By Sarah N. Lynch
WASHINGTON (Reuters) – The U.S. subsidiary of Formosa Plastics Corporation will pay $2.85 million to settle civil charges it violated federal air pollution laws after a series of fires and explosions at its petrochemical manufacturing plant in Texas injured some of its workers, the Justice Department said on Monday.
In its complaint in the U.S. District Court for the Southern District of Texas, the Justice Department said that during the fires at the company’s Point Comfort, Texas, plant from May 2013 through October 2016, workers suffered serious injuries including second- and third-degree burns, as well as chlorine inhalation.
The Clean Air Act requires companies to identify potential hazards, maintain safe facilities and minimize the consequences of accidental releases. The measure was put into place by Congress following a 1984 release of methyl isocyanate in Bhopal https://www.reuters.com/article/us-india-bhopal-anniversary/victims-of-bhopal-gas-tragedy-say-pandemic-has-worsened-their-plight-idUSKBN28D2HN, India, which left more than 3,400 people dead and another 200,000 people injured.
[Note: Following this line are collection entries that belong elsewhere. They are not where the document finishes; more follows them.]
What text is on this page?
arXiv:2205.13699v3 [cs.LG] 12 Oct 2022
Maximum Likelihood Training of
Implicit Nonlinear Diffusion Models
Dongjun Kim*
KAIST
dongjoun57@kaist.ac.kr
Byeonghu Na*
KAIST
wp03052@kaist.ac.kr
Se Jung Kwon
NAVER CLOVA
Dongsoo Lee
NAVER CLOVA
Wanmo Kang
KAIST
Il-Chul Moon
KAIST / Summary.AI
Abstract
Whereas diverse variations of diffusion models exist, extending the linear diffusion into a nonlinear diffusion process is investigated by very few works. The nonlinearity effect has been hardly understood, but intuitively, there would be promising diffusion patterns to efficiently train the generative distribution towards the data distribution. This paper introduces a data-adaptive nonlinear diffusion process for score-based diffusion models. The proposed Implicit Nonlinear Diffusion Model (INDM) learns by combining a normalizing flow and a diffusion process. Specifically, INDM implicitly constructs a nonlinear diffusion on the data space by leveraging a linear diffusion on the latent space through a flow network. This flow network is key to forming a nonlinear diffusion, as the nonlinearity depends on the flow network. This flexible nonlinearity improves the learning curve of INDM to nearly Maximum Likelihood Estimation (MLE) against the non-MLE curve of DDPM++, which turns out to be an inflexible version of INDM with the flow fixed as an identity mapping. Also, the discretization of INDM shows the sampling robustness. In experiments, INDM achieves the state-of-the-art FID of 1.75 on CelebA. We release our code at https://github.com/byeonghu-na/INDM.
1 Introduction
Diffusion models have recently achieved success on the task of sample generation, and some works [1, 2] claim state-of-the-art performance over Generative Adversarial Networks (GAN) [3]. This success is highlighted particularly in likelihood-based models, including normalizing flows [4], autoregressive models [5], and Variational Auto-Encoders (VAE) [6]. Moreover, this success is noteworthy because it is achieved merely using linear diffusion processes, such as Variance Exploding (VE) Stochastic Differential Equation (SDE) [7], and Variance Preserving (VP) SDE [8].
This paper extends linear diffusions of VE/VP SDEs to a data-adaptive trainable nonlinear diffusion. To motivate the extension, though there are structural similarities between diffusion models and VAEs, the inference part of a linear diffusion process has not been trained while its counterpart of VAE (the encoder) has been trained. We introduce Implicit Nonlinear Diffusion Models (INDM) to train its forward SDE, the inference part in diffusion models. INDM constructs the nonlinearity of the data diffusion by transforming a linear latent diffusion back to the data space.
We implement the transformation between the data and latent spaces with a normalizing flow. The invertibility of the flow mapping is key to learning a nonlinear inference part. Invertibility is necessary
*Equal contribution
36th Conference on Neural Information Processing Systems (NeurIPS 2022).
“Formosa repeatedly failed to comply with the chemical accident prevention provisions of the Clean Air Act at the Point Comfort plant, repeatedly placing their workers, neighbors and the environment in danger,” said Todd Kim, the assistant attorney general of the Justice Department’s Environment and Natural Resources Division, in a statement issued on Monday.
As part of the consent decree, which must be approved by a federal court, the company will be required to update its internal plans for responding to public and environmental risks and addressing worker safety.
It also must conduct a third-party audit of its risk management practices.
A company spokesperson could not immediately be reached.
This marks at least the second consent decree the company will be entering over pollution in recent years.
In 2019, the company settled a citizen suit over complaints about wastewater and stormwater discharge from the same plant in Point Comfort.